Thanks for the kick in the @ss. I did and found it instructive.

One thing it reminded me of is that there are two kinds of problems that can happen if you frequently do non-graceful shutdowns of your CHIP:

  1. Possible file system corruption due to kernel buffers not being properly flushed and dismounted.
  2. Application-level corruption due various daemons not saving internal state (either user-mode buffers maintained by buffered I/O calls, or application data that needs to be written).

There’s a way to do a semi-graceful shutdown (using a “force” flag) which is nice and fast and does avoid #1, but still leaves you vulnerable to #2. So the preferred method is fully-graceful.

The (very rare) risk of a fully-graceful shutdown is that it is possible for it to hang during the cleanup phase (it happened to me earlier this week on a very sick server at work). So to be maximally safe, one should first do a graceful shutdown, and if it takes too long, do a forced shutdown. I may work that into my “blink” program.


#15

OK, tried to get this to work but all I get is -./bld.sh: command not found.
I have installed gcc make and build essentials, am I missing something?


#16

Got it working by running sudo gcc -o /usr/local/bin/blink blink.c
Then worked out it was a permission thing. chmod +x bld.sh fixed it.


#17

DOH! I always forget that! I will update the quickstart guide. Thanks!

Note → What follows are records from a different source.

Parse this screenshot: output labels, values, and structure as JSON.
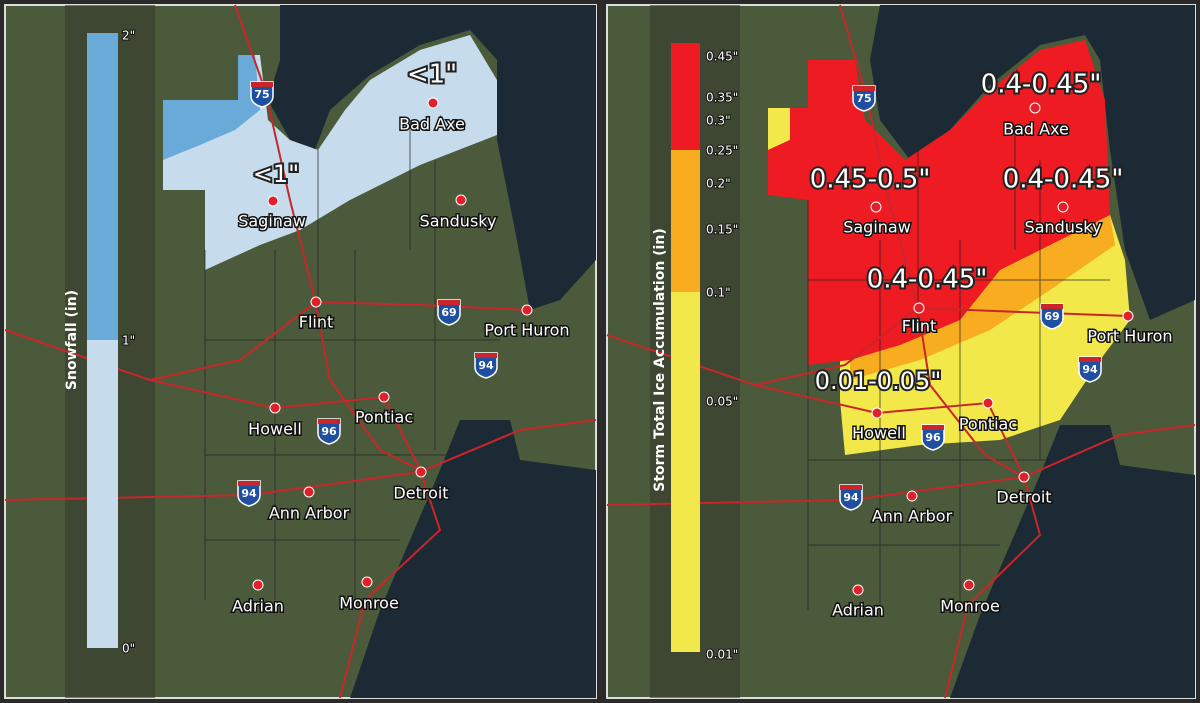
{
  "left_panel": {
    "legend_title": "Snowfall (in)",
    "legend_ticks": [
      "2\"",
      "1\"",
      "0\""
    ],
    "amounts": [
      "<1\"",
      "<1\""
    ],
    "cities": [
      "Bad Axe",
      "Saginaw",
      "Sandusky",
      "Flint",
      "Port Huron",
      "Howell",
      "Pontiac",
      "Detroit",
      "Ann Arbor",
      "Adrian",
      "Monroe"
    ],
    "shields": [
      "75",
      "69",
      "94",
      "96",
      "94"
    ]
  },
  "right_panel": {
    "legend_title": "Storm Total Ice Accumulation (in)",
    "legend_ticks": [
      "0.45\"",
      "0.35\"",
      "0.3\"",
      "0.25\"",
      "0.2\"",
      "0.15\"",
      "0.1\"",
      "0.05\"",
      "0.01\""
    ],
    "amounts": [
      "0.4-0.45\"",
      "0.45-0.5\"",
      "0.4-0.45\"",
      "0.4-0.45\"",
      "0.01-0.05\""
    ],
    "cities": [
      "Bad Axe",
      "Saginaw",
      "Sandusky",
      "Flint",
      "Port Huron",
      "Howell",
      "Pontiac",
      "Detroit",
      "Ann Arbor",
      "Adrian",
      "Monroe"
    ],
    "shields": [
      "75",
      "69",
      "94",
      "96",
      "94"
    ]
  }
}
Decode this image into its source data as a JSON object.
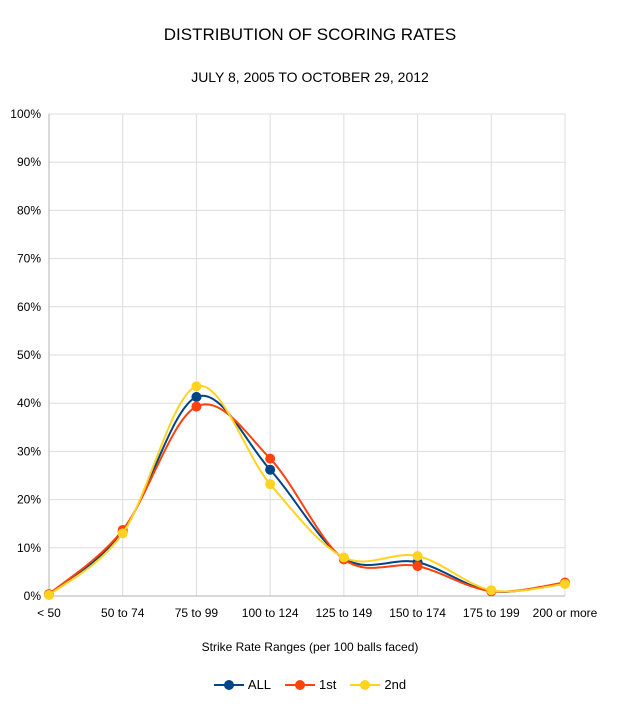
{
  "chart_data": {
    "type": "line",
    "title": "DISTRIBUTION OF SCORING RATES",
    "subtitle": "JULY 8, 2005 TO OCTOBER 29, 2012",
    "xlabel": "Strike Rate Ranges (per 100 balls faced)",
    "ylabel": "",
    "categories": [
      "< 50",
      "50 to 74",
      "75 to 99",
      "100 to 124",
      "125 to 149",
      "150 to 174",
      "175 to 199",
      "200 or more"
    ],
    "ylim": [
      0,
      100
    ],
    "yticks": [
      0,
      10,
      20,
      30,
      40,
      50,
      60,
      70,
      80,
      90,
      100
    ],
    "ytick_labels": [
      "0%",
      "10%",
      "20%",
      "30%",
      "40%",
      "50%",
      "60%",
      "70%",
      "80%",
      "90%",
      "100%"
    ],
    "grid": true,
    "smooth": true,
    "legend_position": "bottom",
    "series": [
      {
        "name": "ALL",
        "color": "#004586",
        "values": [
          0.3,
          13.3,
          41.3,
          26.2,
          7.8,
          7.0,
          1.0,
          2.7
        ]
      },
      {
        "name": "1st",
        "color": "#ff420e",
        "values": [
          0.4,
          13.7,
          39.3,
          28.5,
          7.6,
          6.2,
          1.0,
          2.8
        ]
      },
      {
        "name": "2nd",
        "color": "#ffd320",
        "values": [
          0.2,
          13.0,
          43.5,
          23.2,
          8.0,
          8.3,
          1.2,
          2.5
        ]
      }
    ]
  }
}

BTW, if you look higher up, you will see a pure shell script method of accomplishing the same thing. I don’t know if it is fully-baked, but it does avoid the whole “gcc” thing.


#18

FYI - I updated the blink project. It now includes a pre-compiled binary, so you don’t have to build it yourself. There are several minor improvements as well.


#19

Is halt only a shortcut for shutdown now -H?


#20

Google it and become as confused as the rest of us. :slight_smile: It appears to depend on the flavor of Unix, the distro of that flavor, and the time frame of that distro. My vague recollection is that halt does a graceful kernel shutdown, but does not send kill signals to processes to allow them to clean themselves up first. Thus, you are protected from actual disk corruption, but at your next startup you could have processes come up and say, “all right, where was I?” and get incorrect information. Well-written applications are generally able to handle that reasonably well (e.g. “vi” saves a journal that can be replayed), but it’s just plain better to do a “fully” graceful shutdown.